The PI with Alexander Logunov and Shira Tanny have studied the Poisson bracket invariant of the cover. We introduced a new approach to this invariant, which enabled us to prove the lower bound conjectured by L. Polterovich, in dimension 2. We have also achieved partial results in higher dimensions.
The PI with Vincent Humiliere and Sobhan Seyfaddini proved that the spectral norm on the group of Hamiltonian diffeomorphisms of a symplectic manifold M, introduced in the works of Viterbo, Schwarz and Oh, is continuous with respect to the C^0 topology, when M is symplectically aspherical. This statement was previously proven only in the case of closed surfaces. As a corollary, using a recent result of Kislev and Shelukhin, we obtain C^0 continuity of barcodes on aspherical symplectic manifolds, and furthermore define barcodes for Hamiltonian homeomorphisms. We also present several applications to Hofer geometry and dynamics of Hamiltonian homeomorphisms.
Our second main result is related to the Arnold conjecture about fixed points of Hamiltonian diffeomorphisms. The recent example of a Hamiltonian homeomorphism on any closed symplectic manifold of dimension greater than 2 having only one fixed point, shows that the conjecture does not admit a direct generalization to the C^0 setting. However, we demonstrate that a reformulation of the conjecture in terms of fixed points as well as spectral invariants still holds for Hamiltonian homeomorphisms on symplectically aspherical manifolds.
Maksim Stokic (a former PhD student of the PI) constructed a C^0 counterexample to the Lagrangian Arnold conjecture in the cotangent bundle of a closed manifold. Additionally, he proved a quantitative h-principle for subcritical isotropic embeddings in contact manifolds, and provide an explicit construction of a contact homeomorphism which takes a subcritical isotropic curve to a transverse one. On the rigid side, he gave another proof of the Dimitroglou Rizell and Sullivan theorem which states that Legendrian knots are preserved by contact homeomorphisms, provided that their image is smooth. Moreover, his method gives related examples of rigidity in higher dimensions as well.
The PI with Shira Tanny studied a local-to-global inequality for spectral invariants of Hamiltonians whose supports have a “large enough” tubular neighborhood on semipositive symplectic manifolds.
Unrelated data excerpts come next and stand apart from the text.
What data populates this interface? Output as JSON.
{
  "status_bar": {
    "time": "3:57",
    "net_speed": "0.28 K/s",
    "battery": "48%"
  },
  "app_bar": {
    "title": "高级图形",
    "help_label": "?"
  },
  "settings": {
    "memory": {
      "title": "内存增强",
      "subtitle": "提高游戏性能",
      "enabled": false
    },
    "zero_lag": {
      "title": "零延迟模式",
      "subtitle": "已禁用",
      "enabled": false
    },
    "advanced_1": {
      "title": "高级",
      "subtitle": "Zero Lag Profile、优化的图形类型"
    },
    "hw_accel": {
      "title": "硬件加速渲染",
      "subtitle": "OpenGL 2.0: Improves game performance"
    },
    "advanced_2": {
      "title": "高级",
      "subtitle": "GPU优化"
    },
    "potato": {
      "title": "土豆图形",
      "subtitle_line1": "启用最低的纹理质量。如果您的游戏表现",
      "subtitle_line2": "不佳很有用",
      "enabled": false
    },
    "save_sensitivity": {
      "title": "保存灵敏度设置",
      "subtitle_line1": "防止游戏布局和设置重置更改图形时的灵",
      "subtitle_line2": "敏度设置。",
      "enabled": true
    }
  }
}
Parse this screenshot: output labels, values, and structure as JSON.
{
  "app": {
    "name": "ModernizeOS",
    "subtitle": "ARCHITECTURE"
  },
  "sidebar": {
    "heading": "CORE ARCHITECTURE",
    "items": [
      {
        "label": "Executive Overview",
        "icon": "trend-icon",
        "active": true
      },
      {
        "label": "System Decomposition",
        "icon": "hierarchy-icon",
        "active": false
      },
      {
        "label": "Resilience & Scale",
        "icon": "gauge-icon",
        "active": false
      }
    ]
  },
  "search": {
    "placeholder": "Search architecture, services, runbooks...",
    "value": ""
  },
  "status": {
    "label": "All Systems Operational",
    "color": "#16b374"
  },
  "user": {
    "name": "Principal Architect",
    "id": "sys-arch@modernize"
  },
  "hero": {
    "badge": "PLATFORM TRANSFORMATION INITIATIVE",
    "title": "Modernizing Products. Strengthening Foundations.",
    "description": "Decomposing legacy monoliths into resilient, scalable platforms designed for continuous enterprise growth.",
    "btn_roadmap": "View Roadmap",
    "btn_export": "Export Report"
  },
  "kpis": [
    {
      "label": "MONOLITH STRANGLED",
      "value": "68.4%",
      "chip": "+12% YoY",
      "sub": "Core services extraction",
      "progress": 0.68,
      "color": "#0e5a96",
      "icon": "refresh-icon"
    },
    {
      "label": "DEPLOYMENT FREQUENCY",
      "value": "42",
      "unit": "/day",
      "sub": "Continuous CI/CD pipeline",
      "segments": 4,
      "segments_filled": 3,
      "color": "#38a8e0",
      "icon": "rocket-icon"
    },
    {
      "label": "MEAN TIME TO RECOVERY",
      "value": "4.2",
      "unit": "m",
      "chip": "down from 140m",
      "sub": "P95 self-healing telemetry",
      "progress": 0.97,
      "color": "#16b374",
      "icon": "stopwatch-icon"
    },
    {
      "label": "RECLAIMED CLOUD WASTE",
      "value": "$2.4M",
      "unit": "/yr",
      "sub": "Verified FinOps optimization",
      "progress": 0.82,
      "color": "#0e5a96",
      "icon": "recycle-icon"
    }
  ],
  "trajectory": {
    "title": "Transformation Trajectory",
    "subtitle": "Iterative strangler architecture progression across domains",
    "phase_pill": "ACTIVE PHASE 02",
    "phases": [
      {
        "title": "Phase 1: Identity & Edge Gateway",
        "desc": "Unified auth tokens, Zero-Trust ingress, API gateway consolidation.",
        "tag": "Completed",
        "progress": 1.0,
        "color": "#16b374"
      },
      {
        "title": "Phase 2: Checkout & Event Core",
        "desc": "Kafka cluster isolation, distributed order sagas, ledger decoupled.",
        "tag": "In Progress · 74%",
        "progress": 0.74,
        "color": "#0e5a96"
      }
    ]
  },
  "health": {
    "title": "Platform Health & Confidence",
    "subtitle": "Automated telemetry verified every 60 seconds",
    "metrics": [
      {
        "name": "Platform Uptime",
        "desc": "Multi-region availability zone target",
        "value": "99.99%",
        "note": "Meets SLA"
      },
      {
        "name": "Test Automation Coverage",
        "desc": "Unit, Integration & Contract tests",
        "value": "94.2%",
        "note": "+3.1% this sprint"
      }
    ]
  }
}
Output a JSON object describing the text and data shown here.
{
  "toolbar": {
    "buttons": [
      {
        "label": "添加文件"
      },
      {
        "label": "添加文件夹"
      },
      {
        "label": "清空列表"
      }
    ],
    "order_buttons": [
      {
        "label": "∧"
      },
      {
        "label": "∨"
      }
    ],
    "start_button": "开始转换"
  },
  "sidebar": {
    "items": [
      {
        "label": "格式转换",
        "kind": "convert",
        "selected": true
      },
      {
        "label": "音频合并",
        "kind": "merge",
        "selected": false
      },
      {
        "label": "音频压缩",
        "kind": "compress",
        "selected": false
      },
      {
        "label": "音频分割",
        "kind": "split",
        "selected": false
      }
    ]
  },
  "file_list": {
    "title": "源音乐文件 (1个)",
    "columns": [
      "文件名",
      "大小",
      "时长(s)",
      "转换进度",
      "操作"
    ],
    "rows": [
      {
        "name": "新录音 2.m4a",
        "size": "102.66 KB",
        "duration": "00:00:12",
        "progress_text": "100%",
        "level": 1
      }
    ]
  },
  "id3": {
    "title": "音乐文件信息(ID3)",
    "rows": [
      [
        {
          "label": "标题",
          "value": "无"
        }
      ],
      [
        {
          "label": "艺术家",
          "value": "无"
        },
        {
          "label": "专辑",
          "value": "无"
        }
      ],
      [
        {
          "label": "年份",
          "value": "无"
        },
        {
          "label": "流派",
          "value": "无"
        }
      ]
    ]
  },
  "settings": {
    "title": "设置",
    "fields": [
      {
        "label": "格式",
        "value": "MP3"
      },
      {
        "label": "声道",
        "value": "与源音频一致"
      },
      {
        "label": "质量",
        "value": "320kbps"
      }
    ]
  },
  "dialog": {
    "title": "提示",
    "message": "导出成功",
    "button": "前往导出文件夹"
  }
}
In particular, we present the first examples of such an inequality when the Hamiltonians are not necessarily supported in domains with contact type boundaries, or when the ambient manifold is irrational. This extends a series of previous works studying locality phenomena of spectral invariants. A main new tool is a lower bound, in the spirit of Sikorav, for the energy of Floer trajectories that cross the tubular neighborhood against the direction of the negative-gradient vector field.
The PI with Emmanuel Opshtein proved a quantitative h-principle statement for subcritical isotropic embeddings. As an application, we constructed a symplectic homeomorphism that takes a symplectic disc into an isotropic one in dimension at least 6.
Maksim Stokic (a former PhD student of the PI) constructed a compactly supported contact homeomorphism of R^5, with the standard contact structure, which maps a Legendrian disc to a smooth nowhere Legendrian disc.
The PI gave a mini-course and invited lectures on the topics of the grant at many venues including seminars and conference presentations.